Corey shrugs. “I don’t know enough about what happened to suggest anything. But has that thought not crossed your mind? That maybe it’s not the safest thing to do? You don’t even know them.”

I’m not ignorant. I’ve been digging up as much as I can find about them online. Their first child was at a sleepover fifteen miles away when she had an allergic reaction. Neither Jeremy nor Verity was there when it happened. And the second daughter drowned in the lake behind their home, but Jeremy didn’t arrive home until the search for her body was already in place. Both were ruled accidents. I can see why Corey is concerned, because I was, too, honestly. But the more I dig, the less I can find to be concerned about. Two tragic, unrelated accidents.

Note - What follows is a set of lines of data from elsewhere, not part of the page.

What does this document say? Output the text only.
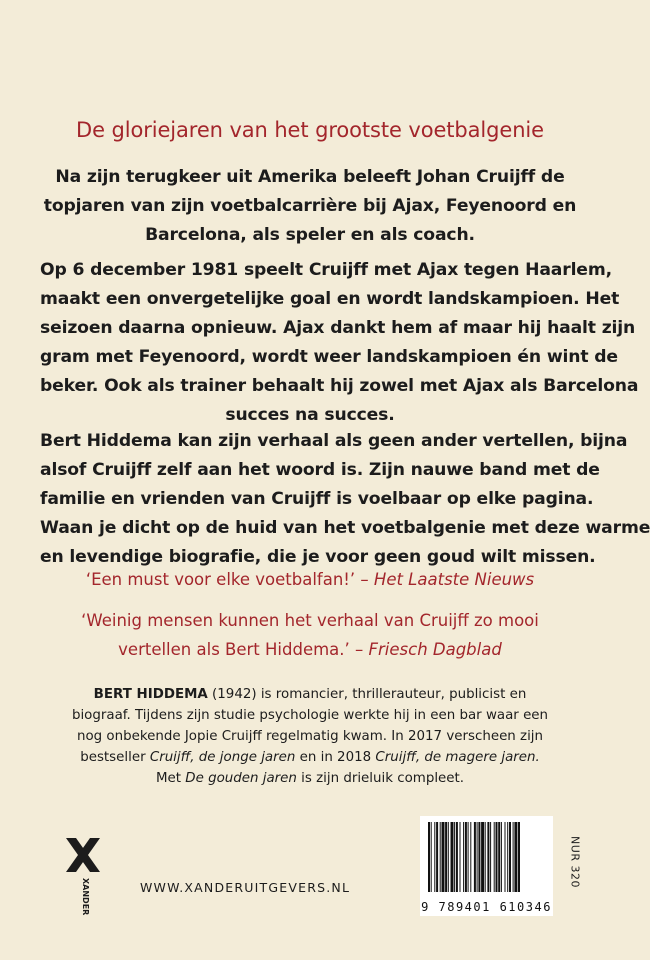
De gloriejaren van het grootste voetbalgenie
Na zijn terugkeer uit Amerika beleeft Johan Cruijff de
topjaren van zijn voetbalcarrière bij Ajax, Feyenoord en
Barcelona, als speler en als coach.
Op 6 december 1981 speelt Cruijff met Ajax tegen Haarlem,
maakt een onvergetelijke goal en wordt landskampioen. Het
seizoen daarna opnieuw. Ajax dankt hem af maar hij haalt zijn
gram met Feyenoord, wordt weer landskampioen én wint de
beker. Ook als trainer behaalt hij zowel met Ajax als Barcelona
succes na succes.
Bert Hiddema kan zijn verhaal als geen ander vertellen, bijna
alsof Cruijff zelf aan het woord is. Zijn nauwe band met de
familie en vrienden van Cruijff is voelbaar op elke pagina.
Waan je dicht op de huid van het voetbalgenie met deze warme
en levendige biografie, die je voor geen goud wilt missen.
‘Een must voor elke voetbalfan!’ – Het Laatste Nieuws
‘Weinig mensen kunnen het verhaal van Cruijff zo mooi
vertellen als Bert Hiddema.’ – Friesch Dagblad
BERT HIDDEMA (1942) is romancier, thrillerauteur, publicist en
biograaf. Tijdens zijn studie psychologie werkte hij in een bar waar een
nog onbekende Jopie Cruijff regelmatig kwam. In 2017 verscheen zijn
bestseller Cruijff, de jonge jaren en in 2018 Cruijff, de magere jaren.
Met De gouden jaren is zijn drieluik compleet.
XANDER	WWW.XANDERUITGEVERS.NL
9 789401 610346
NUR 320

“And what about Verity’s car wreck?”

“It was an accident,” I say. “She hit a tree.”

Corey’s expression suggests he isn’t convinced. “I read there weren’t any skidmarks. Which means she either fell asleep or she did it on purpose.”

“Can you blame her?” I’m irritated that he’s making baseless claims. I turn around to finish the dishes. “She lost both of her daughters. Anyone who suffers through something like that would want to find a way out.”

Corey dries his hands on the dish towel and then grabs his jacket off the barstool. “Accidents or not, the family obviously has shit luck and a hell of a lot of emotional damage, so you need to be careful. Get in, get what you need, and leave.”

“How about you worry about the contractual details, Corey? I’ll worry about the research and writing part of it.”

He slips on his jacket. “Just looking out for you.”